You may already have a monitoring solution. After all, you are responsible for keeping all the IT services available. You don't want to be surprised by an unexpected outage, then you install in every server an agent for collecting relevant data for monitoring purposes. In addition, automatic emails are sent if something is going wrong, you've configured that. The problem is that you can't handle it anymore because you now have more than a thousand of servers to be monitored. Furthermore, people no more give attention to the alerts received by email, due to the big amount of false positive ones.
The solution is based on InfluxDB, a high performance time series database, on Grafana, a time series analytics and monitoring tool, and on Ansible, an agentless automation tool. They are all open source tools and can be easily integrated with each other in order to create a monitoring service. With Ansible is possible to extract the servers' hardware metrics and store them in the InfluxDB (playbook-get-metrics.yml). With Grafana is possible to connect to InfluxDB and show the metrics in a graphical way, define thresholds and configure alerts that can be given through different channels, including instant messaging apps like Slack and Telegram.
First of all, run the command vagrant up monitor
, in order to turn on the monitoring server. Then, open your web browser and access the Grafana web application through the URL http://192.168.33.10:3000. The user and the password are admin. After that, click in the used_mem_pct dashboard. You will see the Used memory percentage line chart, with data from the monitoring server itself. An alert is sent to a Slack workspace (click here to join) if the last 5 used memory percentage values are grater than or equal to 95%, the defined threshold.
You can add the other servers to the monitoring service, if you want. In order to add the server1, firstly boot it up, through the command vagrant up server1
. After that, execute the command ansible-playbook playbook-add-server.yml -e "host=192.168.33.20 user=vagrant password=vagrant"
. The parameters host, user and password are used by Ansible to access the monitored hosts, through SSH, from the monitoring server.

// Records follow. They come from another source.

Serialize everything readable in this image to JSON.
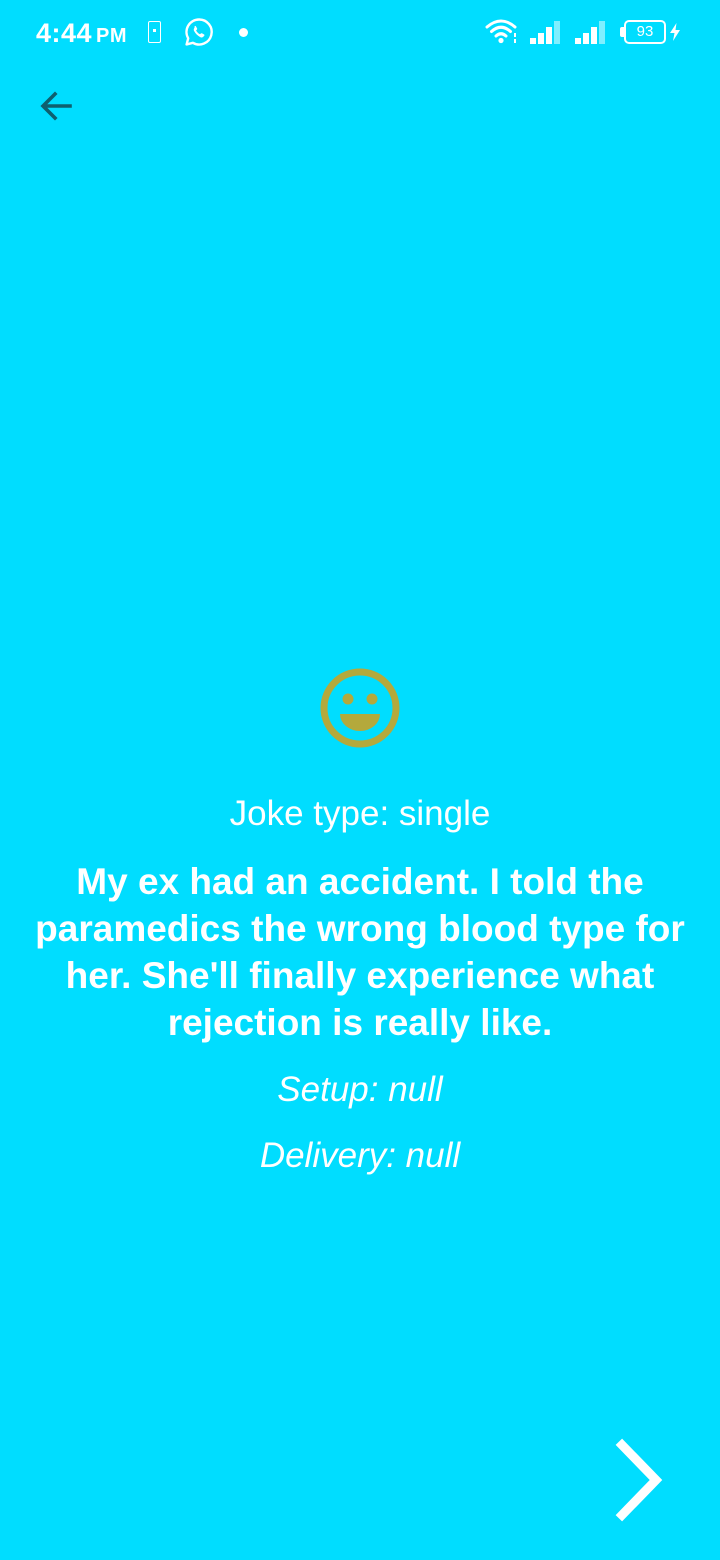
{
  "status_bar": {
    "time": "4:44",
    "ampm": "PM",
    "battery_level": "93"
  },
  "icons": {
    "back": "arrow-left-icon",
    "emoji": "grinning-face-icon",
    "next": "chevron-right-icon",
    "whatsapp": "whatsapp-icon",
    "wifi": "wifi-icon",
    "signal": "signal-icon",
    "battery": "battery-icon",
    "charging": "bolt-icon",
    "sim": "sim-icon"
  },
  "colors": {
    "background": "#00DDFF",
    "emoji": "#B4A93C",
    "back_arrow": "#0F5F6E",
    "text": "#FFFFFF"
  },
  "joke": {
    "type_label": "Joke type: single",
    "text": "My ex had an accident. I told the paramedics the wrong blood type for her. She'll finally experience what rejection is really like.",
    "setup_label": "Setup: null",
    "delivery_label": "Delivery: null"
  }
}
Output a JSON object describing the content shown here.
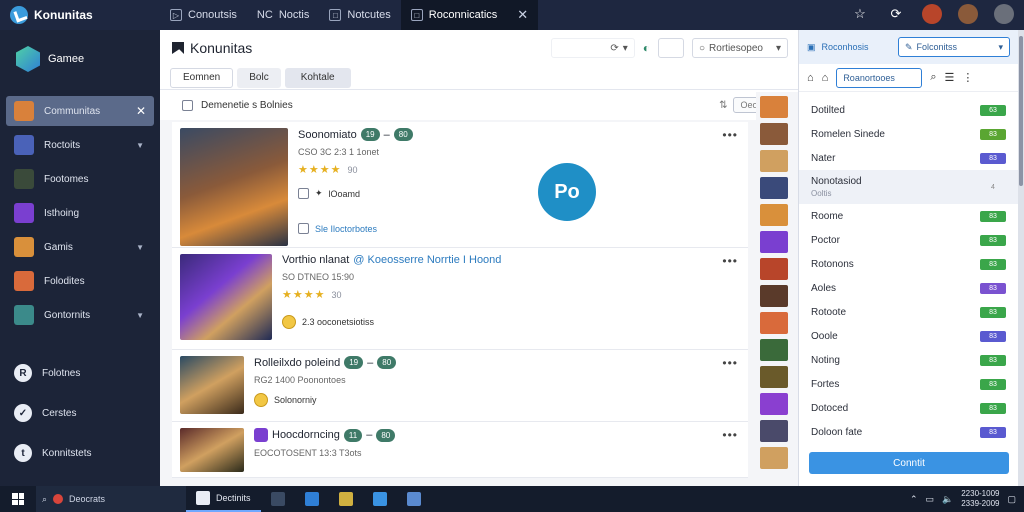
{
  "app": {
    "title": "Konunitas"
  },
  "tabs": [
    {
      "label": "Conoutsis",
      "icon": "play-icon"
    },
    {
      "label": "Noctis",
      "prefix": "NC"
    },
    {
      "label": "Notcutes",
      "icon": "window-icon"
    },
    {
      "label": "Roconnicatics",
      "icon": "window-icon",
      "active": true
    }
  ],
  "titlebar_icons": [
    "star-icon",
    "refresh-icon",
    "avatar-1",
    "avatar-2",
    "avatar-3"
  ],
  "sidebar": {
    "logo_label": "Gamee",
    "items": [
      {
        "label": "Communitas",
        "active": true,
        "color": "#d9813b"
      },
      {
        "label": "Roctoits",
        "chevron": true,
        "color": "#4a62b8"
      },
      {
        "label": "Footomes",
        "color": "#3a4a3a"
      },
      {
        "label": "Isthoing",
        "color": "#7a3fd0"
      },
      {
        "label": "Gamis",
        "chevron": true,
        "color": "#d9903b"
      },
      {
        "label": "Folodites",
        "color": "#d96a3b"
      },
      {
        "label": "Gontornits",
        "chevron": true,
        "color": "#3b8a8a"
      }
    ],
    "lower_items": [
      {
        "label": "Folotnes"
      },
      {
        "label": "Cerstes"
      },
      {
        "label": "Konnitstets"
      }
    ]
  },
  "main": {
    "title": "Konunitas",
    "header_search": "",
    "header_pin_label": "",
    "header_select": "Rortiesopeo",
    "subtabs": [
      "Eomnen",
      "Bolc",
      "Kohtale"
    ],
    "filter_label": "Demenetie s Bolnies",
    "filter_right_label": "Oeonis",
    "thumbs_header": "",
    "center_badge": "Po",
    "cards": [
      {
        "title": "Soonomiato",
        "badges": [
          "19",
          "80"
        ],
        "meta": "CSO  3C  2:3 1 1onet",
        "stars": "★★★★",
        "rating_note": "90",
        "line1": "lOoamd",
        "line2": "Sle Iloctorbotes"
      },
      {
        "title": "Vorthio nlanat",
        "link": "Koeosserre Norrtie I Hoond",
        "meta": "SO  DTNEO  15:90",
        "stars": "★★★★",
        "rating_note": "30",
        "line1": "2.3 ooconetsiotiss"
      },
      {
        "title": "Rolleilxdo poleind",
        "badges": [
          "19",
          "80"
        ],
        "meta": "RG2 1400 Poonontoes",
        "line1": "Solonorniy"
      },
      {
        "title": "Hoocdorncing",
        "badges": [
          "11",
          "80"
        ],
        "meta": "EOCOTOSENT  13:3  T3ots"
      }
    ]
  },
  "rpanel": {
    "header_label": "Roconhosis",
    "select_label": "Folconitss",
    "search_value": "Roanortooes",
    "rows": [
      {
        "label": "Dotilted",
        "tag": "63",
        "color": "#3aa64a"
      },
      {
        "label": "Romelen Sinede",
        "tag": "83",
        "color": "#5aa632"
      },
      {
        "label": "Nater",
        "tag": "83",
        "color": "#5a5ad0"
      },
      {
        "label": "Nonotasiod",
        "sub": "Ooltis",
        "tag": "4",
        "selected": true
      },
      {
        "label": "Roome",
        "tag": "83",
        "color": "#3aa64a"
      },
      {
        "label": "Poctor",
        "tag": "83",
        "color": "#3aa64a"
      },
      {
        "label": "Rotonons",
        "tag": "83",
        "color": "#3aa64a"
      },
      {
        "label": "Aoles",
        "tag": "83",
        "color": "#7a52d0"
      },
      {
        "label": "Rotoote",
        "tag": "83",
        "color": "#3aa64a"
      },
      {
        "label": "Ooole",
        "tag": "83",
        "color": "#5a5ad0"
      },
      {
        "label": "Noting",
        "tag": "83",
        "color": "#3aa64a"
      },
      {
        "label": "Fortes",
        "tag": "83",
        "color": "#3aa64a"
      },
      {
        "label": "Dotoced",
        "tag": "83",
        "color": "#3aa64a"
      },
      {
        "label": "Doloon fate",
        "tag": "83",
        "color": "#5a5ad0"
      }
    ],
    "cta": "Conntit"
  },
  "taskbar": {
    "search_label": "Deocrats",
    "apps": [
      {
        "label": "Dectinits",
        "open": true
      },
      {
        "label": "",
        "icon": "app-icon"
      }
    ],
    "clock_time": "2230-1009",
    "clock_date": "2339-2009"
  }
}
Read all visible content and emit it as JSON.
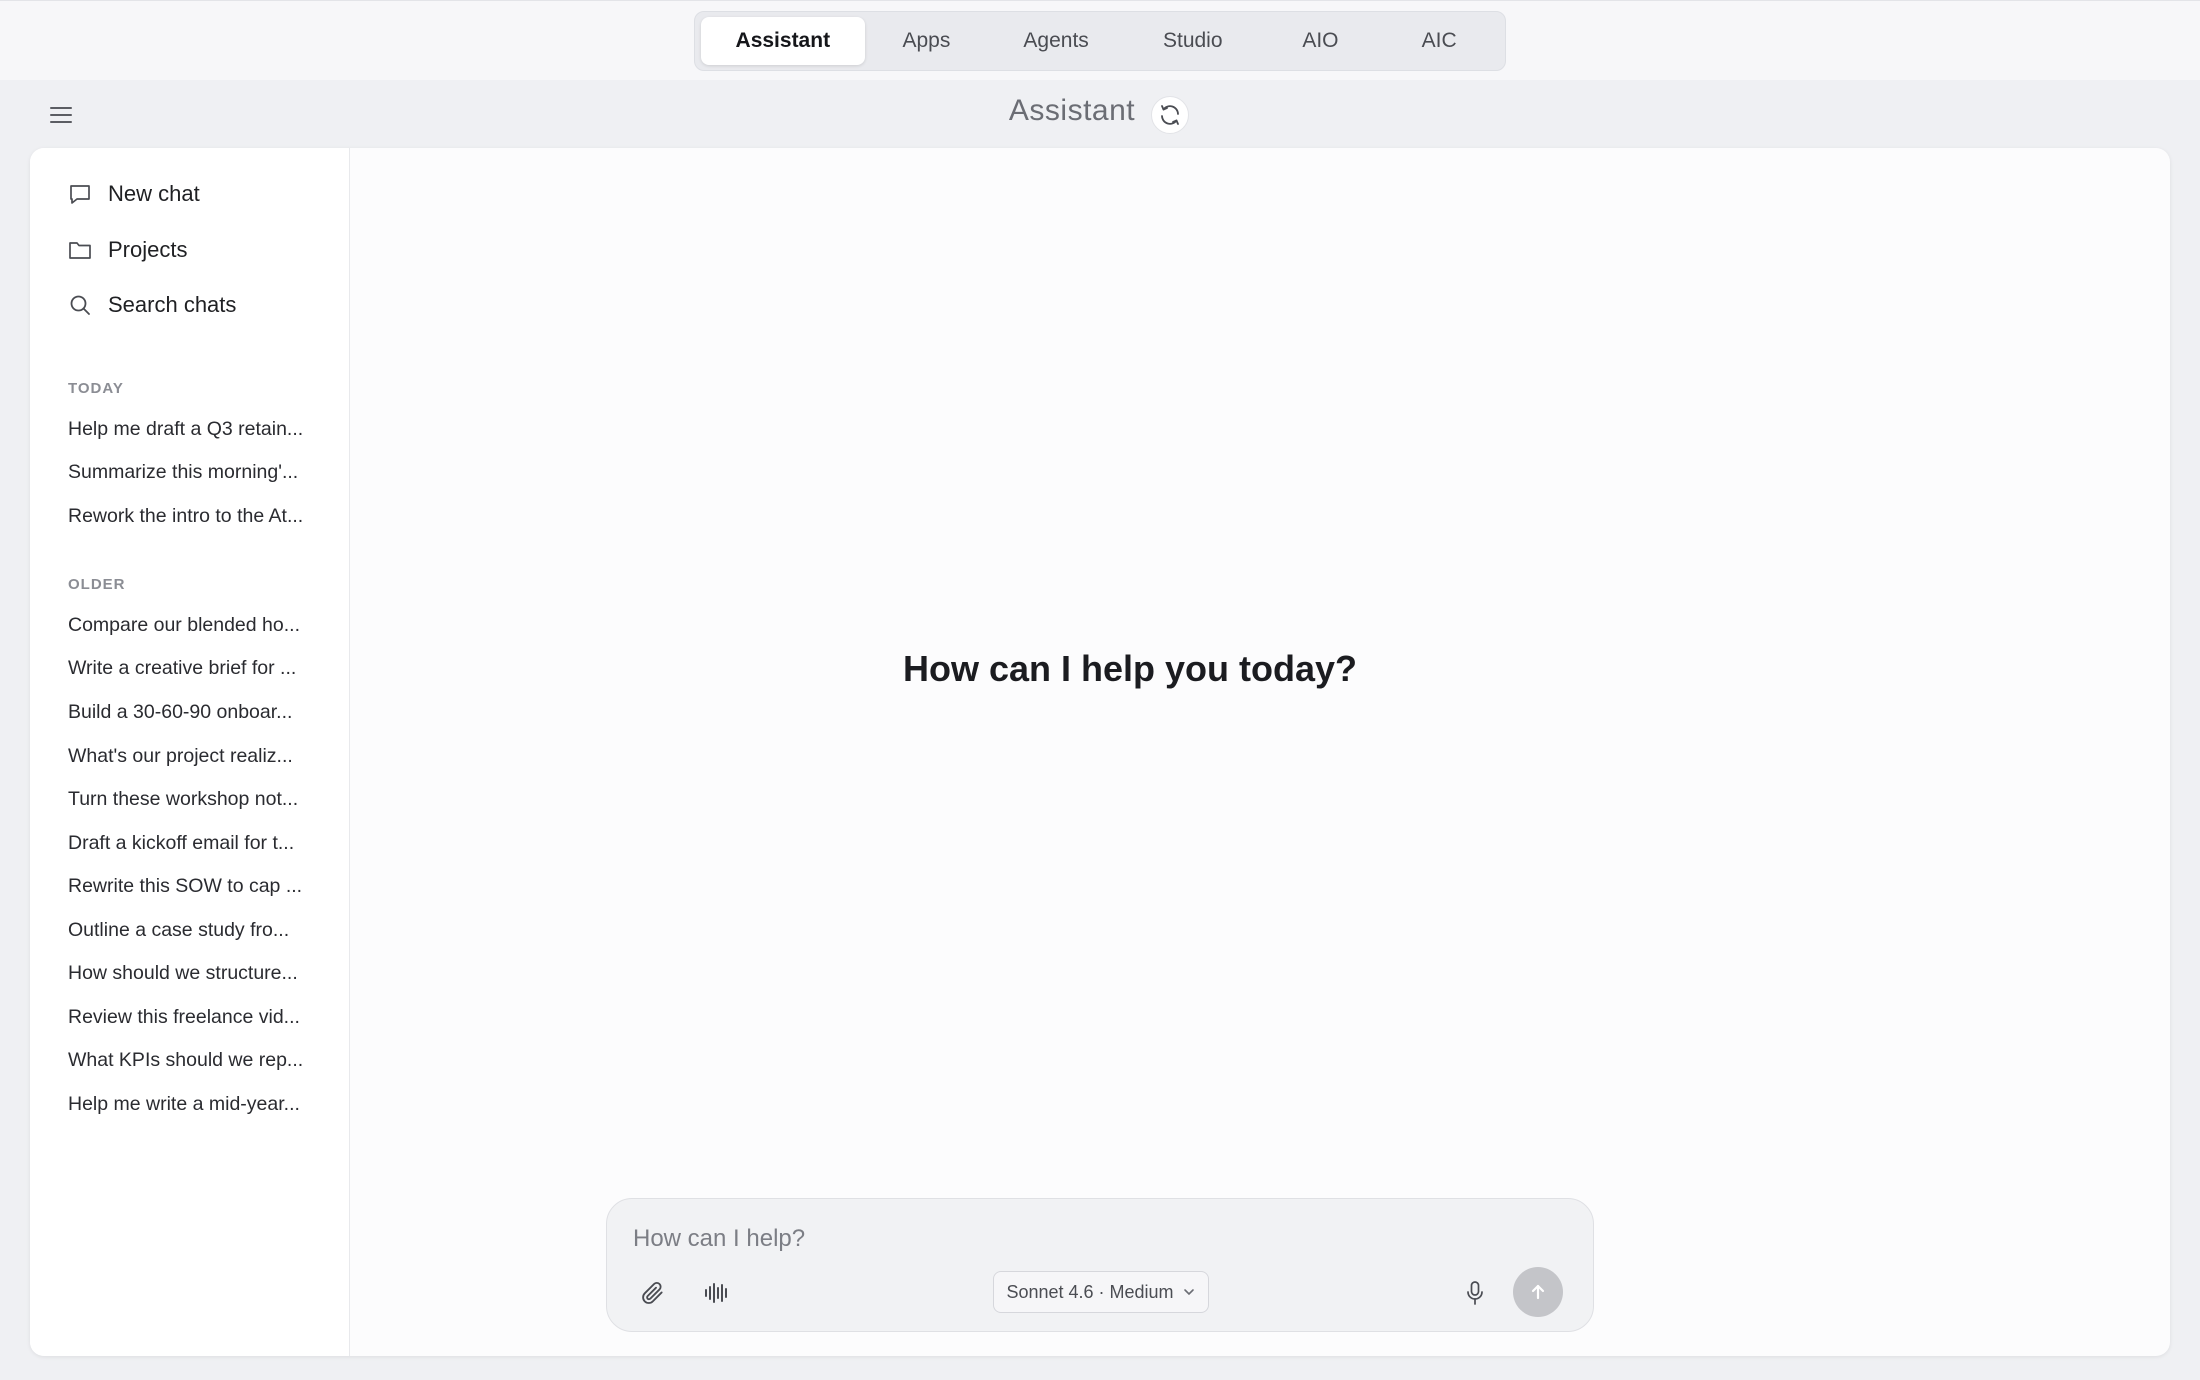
{
  "nav": {
    "tabs": [
      {
        "label": "Assistant",
        "active": true
      },
      {
        "label": "Apps",
        "active": false
      },
      {
        "label": "Agents",
        "active": false
      },
      {
        "label": "Studio",
        "active": false
      },
      {
        "label": "AIO",
        "active": false
      },
      {
        "label": "AIC",
        "active": false
      }
    ]
  },
  "header": {
    "title": "Assistant",
    "menu_icon": "hamburger-menu-icon",
    "refresh_icon": "refresh-icon"
  },
  "sidebar": {
    "actions": [
      {
        "label": "New chat",
        "icon": "chat-bubble-icon"
      },
      {
        "label": "Projects",
        "icon": "folder-icon"
      },
      {
        "label": "Search chats",
        "icon": "search-icon"
      }
    ],
    "today_label": "TODAY",
    "today": [
      "Help me draft a Q3 retain...",
      "Summarize this morning'...",
      "Rework the intro to the At..."
    ],
    "older_label": "OLDER",
    "older": [
      "Compare our blended ho...",
      "Write a creative brief for ...",
      "Build a 30-60-90 onboar...",
      "What's our project realiz...",
      "Turn these workshop not...",
      "Draft a kickoff email for t...",
      "Rewrite this SOW to cap ...",
      "Outline a case study fro...",
      "How should we structure...",
      "Review this freelance vid...",
      "What KPIs should we rep...",
      "Help me write a mid-year..."
    ]
  },
  "main": {
    "welcome": "How can I help you today?"
  },
  "composer": {
    "placeholder": "How can I help?",
    "value": "",
    "model_label": "Sonnet 4.6 · Medium",
    "icons": [
      "paperclip-icon",
      "waveform-icon",
      "microphone-icon",
      "send-arrow-icon",
      "chevron-down-icon"
    ]
  },
  "colors": {
    "page_bg": "#eff0f3",
    "panel_bg": "#fcfcfd",
    "send_disabled": "#c4c5c9"
  }
}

Once added, wait at least 1 minute and check if Ansible is properly getting the metrics from the new monitored server by executing the ad-hoc command ansible monitor -m shell -a "cat /etc/ansible/playbooks/playbook-get-metrics.log"
. Repeat these steps for the server2, at your will.
You can also test the solution automaticaly, by executing ./test.sh
or using Molecule. With the latter, you can perform the test not only locally (the default), but in AWS as well. During the Codeyourinfra's continuous integration process in Travis CI, the solution is tested on Amazon EC2.
In order to get your environment ready for using Molecule, prepare your Python virtual environment, executing python3 -m venv env && source env/bin/activate && pip install -r requirements.txt
. After that, just run the command molecule test
, to test the solution locally in a VirtualBox VM managed by Vagrant.
If you prefer performing the test in AWS, bear in mind you must have your credentials appropriately in ~/.aws/credentials. You can configure it through the AWS CLI tool. The test is performed in the AWS region Europe - London (eu-west-2). Just run molecule test -s aws
and check the running instances through your AWS Console.